Большие надежды - Диккенс Чарльз. Страница 37

Проснувшись, я с удивлением увидел, что рядом со мной сидит Джо и курит свою трубку. Когда я открыл глаза, он ласково мне улыбнулся.

– А я решил, Пип, – ведь в последний раз, так пой-ду-ка и я за тобой.

– Я очень рад, что ты так решил, Джо.

– Спасибо на добром слове, Пип.

– Знай, милый Джо, – продолжал я после того, как мы крепко потрясли друг другу руки, – что я тебя никогда но забуду.

– Конечно, Пип, конечно, – сказал Джо, словно успокаивая меня. – Я-то это знаю. Право, знаю, дружок. Да чего там, стоит немножко мозгами пораскинуть, это всякому станет ясно. Только вот мозгами-то пораскинуть я сначала никак не мог, очень уж все враз переменилось, верно я говорю?

Почему-то мне было не особенно приятно, что Джо так крепко на меня надеется. Мне бы понравилось, если бы он расчувствовался или сказал: «Это делает тебе честь, Пип», или что-нибудь в том же духе.
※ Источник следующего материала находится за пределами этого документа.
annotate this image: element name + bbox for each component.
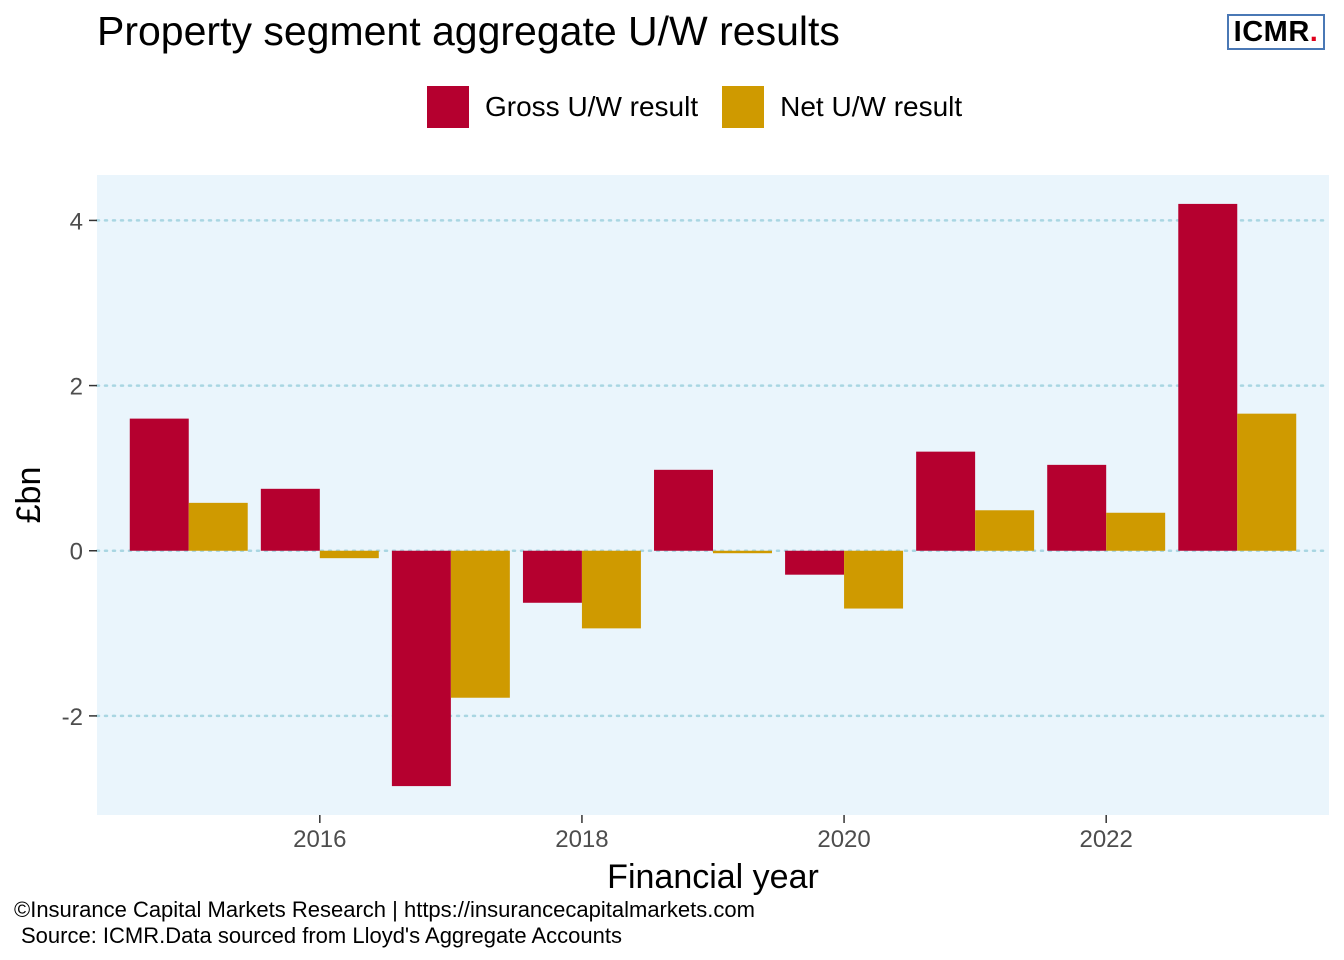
bar-gross xyxy=(260,488,320,551)
y-tick-label: 4 xyxy=(70,208,83,235)
chart-title: Property segment aggregate U/W results xyxy=(97,8,840,54)
bar-net xyxy=(1237,413,1297,551)
y-tick-label: 0 xyxy=(70,539,83,566)
bar-gross xyxy=(391,550,451,787)
x-tick-label: 2022 xyxy=(1079,826,1132,853)
x-tick-label: 2016 xyxy=(293,826,346,853)
bar-gross xyxy=(522,550,582,603)
logo-dot: . xyxy=(1309,15,1319,48)
legend: Gross U/W result Net U/W result xyxy=(427,86,986,128)
x-tick-label: 2018 xyxy=(555,826,608,853)
copyright-line: ©Insurance Capital Markets Research | ht… xyxy=(14,897,755,922)
icmr-logo: ICMR. xyxy=(1227,14,1325,50)
legend-label-net: Net U/W result xyxy=(780,91,963,122)
legend-item-net: Net U/W result xyxy=(722,86,962,128)
bar-gross xyxy=(1047,464,1107,551)
bar-net xyxy=(450,550,510,698)
y-axis-title: £bn xyxy=(10,467,48,524)
bar-gross xyxy=(916,451,976,551)
bar-net xyxy=(975,510,1035,551)
bar-net xyxy=(713,550,772,554)
x-tick-label: 2020 xyxy=(817,826,870,853)
source-line: Source: ICMR.Data sourced from Lloyd's A… xyxy=(21,923,622,948)
bar-net xyxy=(1106,512,1166,551)
bar-net xyxy=(581,550,641,629)
bar-net xyxy=(844,550,904,609)
legend-item-gross: Gross U/W result xyxy=(427,86,698,128)
legend-swatch-gross xyxy=(427,86,469,128)
x-axis-title: Financial year xyxy=(607,858,819,896)
y-tick-label: 2 xyxy=(70,374,83,401)
bar-gross xyxy=(1178,203,1238,551)
bar-gross xyxy=(129,418,189,551)
y-tick-label: -2 xyxy=(62,704,83,731)
legend-label-gross: Gross U/W result xyxy=(485,91,699,122)
bar-net xyxy=(319,550,379,559)
bar-gross xyxy=(785,550,845,575)
bar-net xyxy=(188,502,248,551)
legend-swatch-net xyxy=(722,86,765,128)
footer: ©Insurance Capital Markets Research | ht… xyxy=(14,897,755,949)
bar-gross xyxy=(654,469,713,551)
logo-text: ICMR xyxy=(1233,15,1310,48)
Поэтому я никак не отозвался на первую часть его речи, на вторую же ответил, что известие это действительно явилось для нас неожиданностью, но что мне всегда хотелось стать джентльменом и я много, много раз думал о том, что бы я в таком случае стал делать.

– Да неужели думал? – удивился Джо. – Поди ж ты!
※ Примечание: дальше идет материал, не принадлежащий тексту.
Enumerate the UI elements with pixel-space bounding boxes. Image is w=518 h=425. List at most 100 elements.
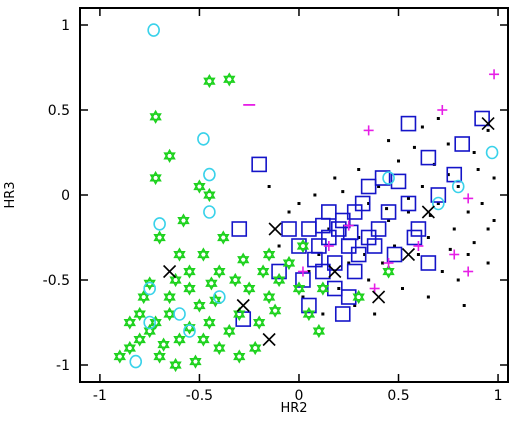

– Сейчас мне очень жаль, Джо, – сказал я, – что ты извлек так мало пользы из наших уроков; ты со мной не согласен?

– Вот уж не знаю, – отвечал Джо. – Я к ученью туповатый. Я только в своем деле мастак. Оно и всегда было жаль, что я туповатый, и сейчас жаль, но только не больше, чем… ну, хоть год назад!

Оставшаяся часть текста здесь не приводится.